Yesterday I arrived back home after sailing north from Scotland via the Faroe Islands into the Arctic, finishing at Reykjavik. I used the trip to study the relationship between the environment, the distance to land and other factors like depth.
I’d like to thank my Mate and only crewmember, John Pahl, for volunteering for such an unlikely voyage and for being such an invaluable help throughout the trip.
There’s lots to report both here and in the articles I will be writing, but in the meantime I’ve just got time to share what felt like a great omen before we departed from Kirkwall in the Orkney Islands.

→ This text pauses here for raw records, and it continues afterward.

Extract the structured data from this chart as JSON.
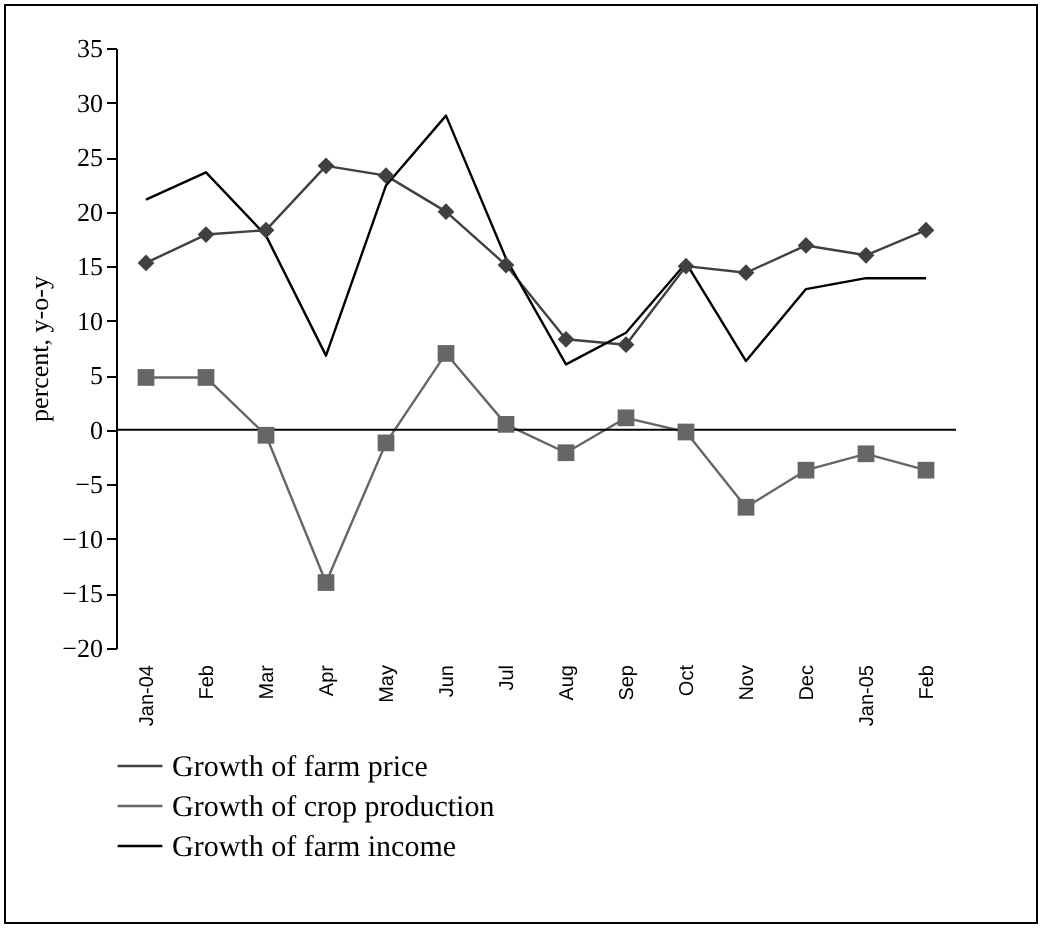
{
  "chart_data": {
    "type": "line",
    "ylabel": "percent, y-o-y",
    "categories": [
      "Jan-04",
      "Feb",
      "Mar",
      "Apr",
      "May",
      "Jun",
      "Jul",
      "Aug",
      "Sep",
      "Oct",
      "Nov",
      "Dec",
      "Jan-05",
      "Feb"
    ],
    "series": [
      {
        "name": "Growth of farm price",
        "color": "#404040",
        "marker": "diamond",
        "values": [
          15.3,
          17.9,
          18.3,
          24.2,
          23.3,
          20.0,
          15.1,
          8.3,
          7.8,
          15.0,
          14.4,
          16.9,
          16.0,
          18.3
        ]
      },
      {
        "name": "Growth of crop production",
        "color": "#666666",
        "marker": "square",
        "values": [
          4.8,
          4.8,
          -0.5,
          -14.0,
          -1.2,
          7.0,
          0.5,
          -2.1,
          1.1,
          -0.2,
          -7.1,
          -3.7,
          -2.2,
          -3.7
        ]
      },
      {
        "name": "Growth of farm income",
        "color": "#000000",
        "marker": "none",
        "values": [
          21.1,
          23.6,
          17.8,
          6.8,
          22.4,
          28.8,
          15.7,
          6.0,
          8.9,
          15.3,
          6.3,
          12.9,
          13.9,
          13.9
        ]
      }
    ],
    "ylim": [
      -20,
      35
    ],
    "yticks": [
      -20,
      -15,
      -10,
      -5,
      0,
      5,
      10,
      15,
      20,
      25,
      30,
      35
    ],
    "ref_lines": [
      {
        "axis": "y",
        "value": 0,
        "label": null
      }
    ],
    "grid": false,
    "legend": "bottom"
  }
}
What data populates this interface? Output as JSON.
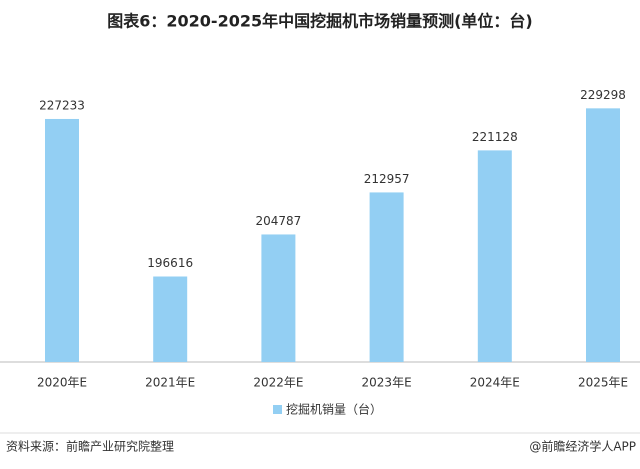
{
  "chart_data": {
    "type": "bar",
    "title": "图表6：2020-2025年中国挖掘机市场销量预测(单位：台)",
    "categories": [
      "2020年E",
      "2021年E",
      "2022年E",
      "2023年E",
      "2024年E",
      "2025年E"
    ],
    "series": [
      {
        "name": "挖掘机销量（台）",
        "color": "#93cff3",
        "values": [
          227233,
          196616,
          204787,
          212957,
          221128,
          229298
        ]
      }
    ],
    "ylim": [
      180000,
      235000
    ],
    "source": "资料来源：前瞻产业研究院整理",
    "credit": "@前瞻经济学人APP"
  }
}
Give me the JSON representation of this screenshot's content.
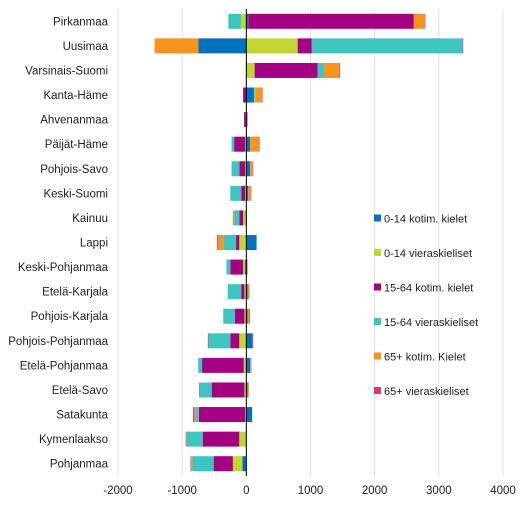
{
  "chart_data": {
    "type": "bar",
    "orientation": "horizontal",
    "stacked": true,
    "diverging": true,
    "categories": [
      "Pirkanmaa",
      "Uusimaa",
      "Varsinais-Suomi",
      "Kanta-Häme",
      "Ahvenanmaa",
      "Päijät-Häme",
      "Pohjois-Savo",
      "Keski-Suomi",
      "Kainuu",
      "Lappi",
      "Keski-Pohjanmaa",
      "Etelä-Karjala",
      "Pohjois-Karjala",
      "Pohjois-Pohjanmaa",
      "Etelä-Pohjanmaa",
      "Etelä-Savo",
      "Satakunta",
      "Kymenlaakso",
      "Pohjanmaa"
    ],
    "series": [
      {
        "name": "0-14 kotim. kielet",
        "color": "#0070c0",
        "values": [
          30,
          -750,
          10,
          120,
          -10,
          60,
          60,
          30,
          -10,
          160,
          -20,
          20,
          20,
          100,
          60,
          20,
          90,
          -10,
          -60
        ]
      },
      {
        "name": "0-14 vieraskieliset",
        "color": "#bfd730",
        "values": [
          -80,
          800,
          120,
          15,
          5,
          -20,
          -20,
          -20,
          -40,
          -110,
          -30,
          -30,
          -30,
          -110,
          -40,
          -30,
          -20,
          -100,
          -150
        ]
      },
      {
        "name": "15-64 kotim. kielet",
        "color": "#a50082",
        "values": [
          2580,
          220,
          980,
          -50,
          -25,
          -170,
          -90,
          -60,
          -60,
          -50,
          -200,
          -50,
          -150,
          -140,
          -650,
          -510,
          -720,
          -570,
          -300
        ]
      },
      {
        "name": "15-64 vieraskieliset",
        "color": "#3dc6bf",
        "values": [
          -200,
          2350,
          100,
          10,
          3,
          -40,
          -120,
          -170,
          -80,
          -200,
          -60,
          -210,
          -180,
          -340,
          -60,
          -190,
          -50,
          -250,
          -330
        ]
      },
      {
        "name": "65+ kotim. Kielet",
        "color": "#f7941d",
        "values": [
          170,
          -680,
          240,
          100,
          5,
          140,
          40,
          40,
          -20,
          -80,
          10,
          20,
          30,
          10,
          10,
          20,
          -20,
          -10,
          -20
        ]
      },
      {
        "name": "65+ vieraskieliset",
        "color": "#e5317c",
        "values": [
          10,
          10,
          10,
          3,
          1,
          5,
          5,
          5,
          3,
          -15,
          3,
          3,
          3,
          -10,
          3,
          -5,
          -20,
          -5,
          -10
        ]
      }
    ],
    "xlim": [
      -2000,
      4000
    ],
    "xticks": [
      "-2000",
      "-1000",
      "0",
      "1000",
      "2000",
      "3000",
      "4000"
    ],
    "grid": "vertical",
    "legend_position": "right"
  }
}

Looking across the harbour from where my Contessa 32, Goldeneye, was moored, I noticed a medium-sized commercial vessel. At its stern were a couple of navigational buoys.
These buoys are known as ‘cardinal marks’ and tell seafarers which side to stay to be sure of being in safe water. For example, the buoy to the far right of the picture is called a ‘southerly cardinal’ (both arrows point down) and it means the safe water will be found to its south, dangerous water to its north.
The vessel before me was clearly planning to lay these buoys out at sea and as a professional navigator it is a fairly unusual sight. I noticed her slipping her bow lines – she was heading out to sea and so I ran round the harbour walls to get a better look at her before it was too late.
As I drew closer I saw the name of the vessel. I didn’t say anything to anyone at the time, but it felt like a really good omen for a natural navigator. I was to be preceded out to sea, by a ship going out to help navigators, with the name, ‘Pole Star‘. The least superstitious of people become susceptible to such thoughts when a thousand miles of wild ocean lie ahead.